With all the running around town that needed to be done, I spent the majority of the time in the driver’s seat. On the first day we bought a map book for Leicester which helped us get accustomed to the city layout and greatly expanded the radius of the city we could venture into with the security of knowing we would be able to find our way back home again without having to go through the maze that is the town centre. The town centre is a nightmare for cars with all the one-way streets, single-lane roads and pedestrian thoroughfares.

The drivers in Leicester are an interesting bunch. On the one hand they are very courteous and considerate. We live on a busy road and it isn’t uncommon for a car to stop, holding up traffic behind him, in order to let us into traffic. Frequently this happens when we are trying to cross to the opposite side of the road where there isn’t space for us. The stopped car will patiently wait until we can cross before continuing along, unblocking the long line of cars waiting behind him.

On the other hand, the driver’s must be puzzled by the useless pieces of equipment inside their cars. For instance, there is something on the steering column that juts out at a right angle. If one should accidentally bump this lever, it beeps annoyingly and flashes a green arrow on the dashboard to alert the driver to the fact that it is no longer in its proper position. British drivers must wonder why such a thing comes installed in all cars. The bright 10% (probably foreigners) have noticed it can be useful to purposely use this device before changing lanes, but the majority have not clued in.

After living in Amsterdam, shopping in Leicester is a dream. I forgot how convenient big-box stores can be. There is something generic about shopping in them, but when you need a specific item, they can prove to be very handy, not to mention cheaper than going to small specialty shops for each item.

In Amsterdam there is one grocery store chain that dominates the city; actually, it dominates the country: Albert Hein. It has a stronghold on the market. The only other option is to shop at independent green grocers or specialty shops. The Albert Heins are small and usually have a limited selection; however they are the only grocery stores to go to buy everything you need at once.

In Leicester there is Sainsburys and ASDA; both of which are national chains. Sainsburys has small locations in the residential areas and large mega stores on the outskirts of town. ASDA is like Costco in scope and size and there are only two that I know of in Leicester because they are simply too big to have in every neighbourhood. They are open 24 hours a day for the majority of the week and, like many stores here, are open on Sundays. That was a convenience I missed in Amsterdam

Shopping for food here is an immense pleasure since the selection is astounding and the prices are cheaper than I thought. Also, I find British food to be quite appealing, at least from the perspective of the grocery stores. We have yet to venture out much in the way of dining out.
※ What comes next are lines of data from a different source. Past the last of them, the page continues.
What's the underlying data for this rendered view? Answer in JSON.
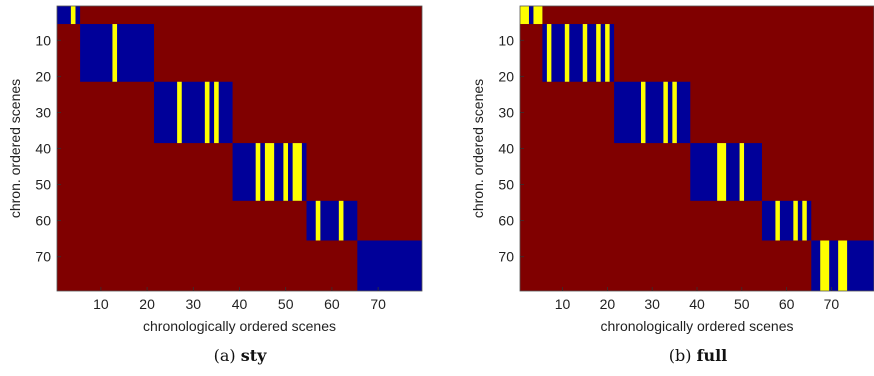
{
  "chart_data": [
    {
      "type": "heatmap",
      "caption_prefix": "(a) ",
      "caption_name": "sty",
      "xlabel": "chronologically ordered scenes",
      "ylabel": "chron. ordered scenes",
      "xticks": [
        10,
        20,
        30,
        40,
        50,
        60,
        70
      ],
      "yticks": [
        10,
        20,
        30,
        40,
        50,
        60,
        70
      ],
      "xlim": [
        0.5,
        79.5
      ],
      "ylim": [
        0.5,
        79.5
      ],
      "colors": {
        "background": "#800000",
        "block": "#000099",
        "highlight": "#ffff00"
      },
      "blocks": [
        [
          1,
          5
        ],
        [
          6,
          21
        ],
        [
          22,
          38
        ],
        [
          39,
          54
        ],
        [
          55,
          65
        ],
        [
          66,
          79
        ]
      ],
      "highlights": [
        [
          4,
          4
        ],
        [
          13,
          13
        ],
        [
          27,
          27
        ],
        [
          33,
          33
        ],
        [
          35,
          35
        ],
        [
          44,
          44
        ],
        [
          46,
          47
        ],
        [
          50,
          50
        ],
        [
          52,
          53
        ],
        [
          57,
          57
        ],
        [
          62,
          62
        ]
      ]
    },
    {
      "type": "heatmap",
      "caption_prefix": "(b) ",
      "caption_name": "full",
      "xlabel": "chronologically ordered scenes",
      "ylabel": "chron. ordered scenes",
      "xticks": [
        10,
        20,
        30,
        40,
        50,
        60,
        70
      ],
      "yticks": [
        10,
        20,
        30,
        40,
        50,
        60,
        70
      ],
      "xlim": [
        0.5,
        79.5
      ],
      "ylim": [
        0.5,
        79.5
      ],
      "colors": {
        "background": "#800000",
        "block": "#000099",
        "highlight": "#ffff00"
      },
      "blocks": [
        [
          1,
          5
        ],
        [
          6,
          21
        ],
        [
          22,
          38
        ],
        [
          39,
          54
        ],
        [
          55,
          65
        ],
        [
          66,
          79
        ]
      ],
      "highlights": [
        [
          1,
          2
        ],
        [
          4,
          5
        ],
        [
          7,
          7
        ],
        [
          11,
          11
        ],
        [
          15,
          15
        ],
        [
          18,
          18
        ],
        [
          20,
          20
        ],
        [
          28,
          28
        ],
        [
          33,
          33
        ],
        [
          35,
          35
        ],
        [
          45,
          46
        ],
        [
          50,
          50
        ],
        [
          58,
          58
        ],
        [
          62,
          62
        ],
        [
          64,
          64
        ],
        [
          68,
          69
        ],
        [
          72,
          73
        ]
      ]
    }
  ]
}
The people seem friendly and nice, except when you are in a shop and require service. Then they need to literally be told “I need you to help me with so and so” in order to get them to slowly hop to action. They recognize that we are customers and that they are the service staff, but seem to have a bit of difficulty putting it together to come to the concept of customer service.

I knew I would miss Amsterdam and so I decided to bring a small piece of it with me. When I first arrived in Amsterdam I found a little shop that sold perfectly sculpted Amsterdam canal houses. I was immediately taken by them and vowed to return when it was time to leave.

A week before departing from Amsterdam I returned to the shop whose window I had gazed through many times over the past year and a half. The shop keeper was a lovely woman and we spent the next three quarters of an hour chatting about anything and everything. Incidentally, during WW II her family had hidden a Jew in an upstairs cupboard.

All the little replicas are actual buildings reproduced exactly. On the bottom of each one is the address of the real building and the shop keeper had a photo album of the corresponding buildings to show how precise they were. I picked three I liked, all measuring between 3 and 3 ½ inches in height and carved out of stone.

Now, I will have a small piece of Amsterdam with me regardless where I go.